D’ailleurs, je ne gère pas les services de renseignements. Si je veux infiltrer un coin, il y a des services spécialisés dans ce cadre. Si je veux convoquer un citoyen sur le territoire national, j’ai tous les moyens légaux pour le faire. Je n’ai aucun intérêt d’infiltrer un groupe ou un lieu. La réunion du FNDC au siège du PADES n’était pas cachée, elle est publique et n’importe quel citoyen pouvait y aller parce que c’est une organisation de la société civile. Même moi, si cela arrivait à un jour de repos, je peux y prendre part en tant que membre de la société civile.

Si on arrête une citoyenne, on la séquestre, on l’humilie, on l’interviewe comme un malfrat, je pense que cela ne devait pas. Je me demande si la dame n’a pas été blessée dans son honneur le fait qu’elle soit exposée comme une prétendue espionne de la police nationale. Si nous avons des espions au sein du FNDC, ce sont eux-mêmes ou leurs proches. »

Avec ironie, il a souligné que son « premier espion, c’est Sékou Koundouno (rire). C’est un petit et un jeune frère à moi, il suffit que je l’appelle et il m’explique tout (rire). Je tiens à préciser encore que cette dame n’est nullement une espionne à moi.

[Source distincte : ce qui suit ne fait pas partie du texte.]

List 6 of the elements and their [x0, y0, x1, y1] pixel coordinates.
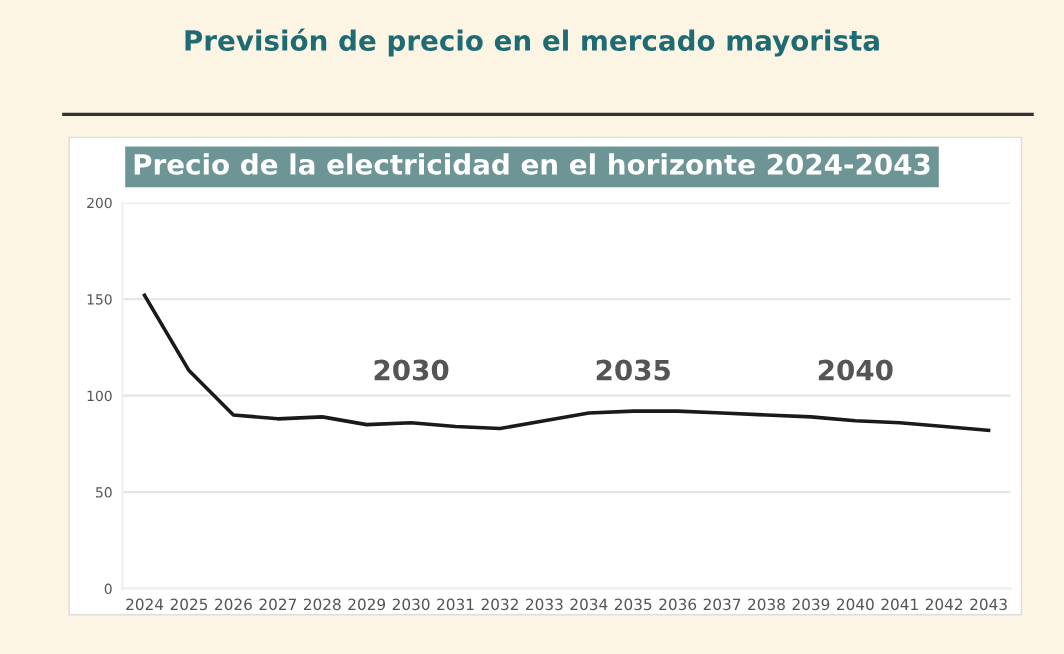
chart-title: Previsión de precio en el mercado mayorista [185, 28, 879, 57]
annotation: 2040 [818, 359, 893, 381]
line-series [142, 293, 991, 433]
annotation: 2035 [596, 359, 670, 381]
annotation: 2030 [374, 359, 449, 381]
chart-subtitle: Precio de la electricidad en el horizonte 2024-2043 [134, 153, 930, 175]
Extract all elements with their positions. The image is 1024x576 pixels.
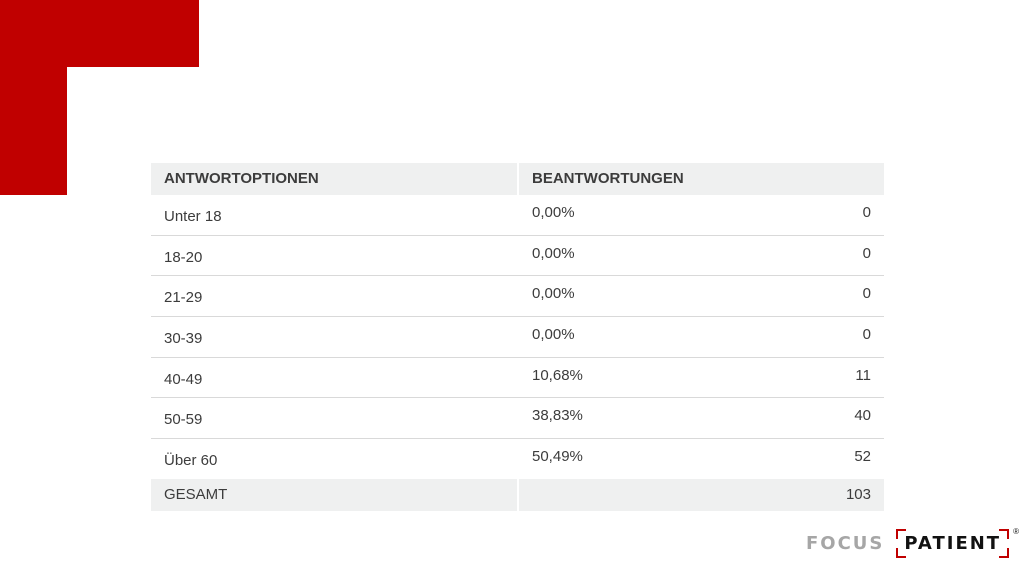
table-row: Über 60 50,49% 52 <box>151 439 884 479</box>
response-count: 0 <box>862 244 871 262</box>
response-cell: 38,83% 40 <box>519 398 884 438</box>
response-count: 11 <box>855 366 871 384</box>
response-count: 52 <box>854 448 871 466</box>
table-row: 50-59 38,83% 40 <box>151 398 884 440</box>
results-table: ANTWORTOPTIONEN BEANTWORTUNGEN Unter 18 … <box>151 163 884 511</box>
response-percent: 0,00% <box>532 285 575 303</box>
response-percent: 10,68% <box>532 366 583 384</box>
response-count: 40 <box>854 407 871 425</box>
table-row: 21-29 0,00% 0 <box>151 276 884 318</box>
table-row: 40-49 10,68% 11 <box>151 358 884 399</box>
response-percent: 0,00% <box>532 326 575 344</box>
logo-bracket-box: PATIENT ® <box>896 527 1019 558</box>
focus-patient-logo: FOCUS PATIENT ® <box>806 524 1019 562</box>
registered-mark: ® <box>1013 526 1020 536</box>
response-percent: 50,49% <box>532 448 583 466</box>
table-header-row: ANTWORTOPTIONEN BEANTWORTUNGEN <box>151 163 884 195</box>
total-label: GESAMT <box>151 478 517 511</box>
response-percent: 38,83% <box>532 407 583 425</box>
bracket-corner-icon <box>896 547 907 558</box>
response-cell: 0,00% 0 <box>519 317 884 357</box>
option-label: 21-29 <box>164 289 203 307</box>
table-row: Unter 18 0,00% 0 <box>151 195 884 236</box>
logo-word-focus: FOCUS <box>806 532 885 554</box>
bracket-corner-icon <box>896 528 907 539</box>
bracket-corner-icon <box>999 528 1010 539</box>
option-label: 50-59 <box>164 411 203 429</box>
table-total-row: GESAMT 103 <box>151 478 884 511</box>
header-beantwortungen: BEANTWORTUNGEN <box>519 163 884 195</box>
response-cell: 10,68% 11 <box>519 358 884 398</box>
option-label: 40-49 <box>164 370 203 388</box>
response-cell: 0,00% 0 <box>519 276 884 316</box>
response-cell: 0,00% 0 <box>519 236 884 276</box>
option-label: Über 60 <box>164 452 218 470</box>
response-count: 0 <box>862 285 871 303</box>
header-antwortoptionen: ANTWORTOPTIONEN <box>151 163 517 195</box>
response-cell: 0,00% 0 <box>519 195 884 235</box>
corner-decoration-left <box>0 0 67 195</box>
bracket-corner-icon <box>999 547 1010 558</box>
response-percent: 0,00% <box>532 244 575 262</box>
table-row: 18-20 0,00% 0 <box>151 236 884 277</box>
option-label: Unter 18 <box>164 208 222 225</box>
total-count: 103 <box>519 478 884 511</box>
logo-word-patient: PATIENT <box>904 532 1002 554</box>
table-row: 30-39 0,00% 0 <box>151 317 884 358</box>
option-label: 18-20 <box>164 248 203 266</box>
option-label: 30-39 <box>164 330 203 348</box>
response-cell: 50,49% 52 <box>519 439 884 479</box>
response-count: 0 <box>862 326 871 344</box>
response-count: 0 <box>862 204 871 221</box>
response-percent: 0,00% <box>532 204 575 221</box>
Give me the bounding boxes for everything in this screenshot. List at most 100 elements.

De toutes les façons, je n’ai aucun intérêt à infiltrer FDNC que je connais tous les ténors. C’est pour toute ces raisons, je tiens à apporter un démenti formel que je n’ai envoyé aucun espion et je n’ai même pas besoin.

Pour preuve, je ne gère pas les services de renseignements. Moi, je suis de l’opérationnel. Je n’opère jamais en civil et je n’ai aucun n’intérêt d’envoyer un citoyen dans un endroit pour espionner qui que ce soit pendant que je connais tous les membres influents. Je vais porter plainte contre cette dame pour diffamation de caractère et calomnie contre ma personne.

Elle m’a publiquement cité  alors qu’elle ne me connait nulle part. Je veux savoir qui lui a dit de dire mon nom. Elle est en mission de qui ? Si elle était un agent de police, je serais dans l’obligation de la protéger mais, tel n’est pas le cas. Un espion ne parle jamais, c’est une civile qui a parlé hier, il faut que les gens le comprennent. Vérifiez, elle a un numéro matricule de la fonction publique non celui d’un agent de la police. Peut-être qu’elle pourra intégrer à la police via un concours de recrutement si elle est admise».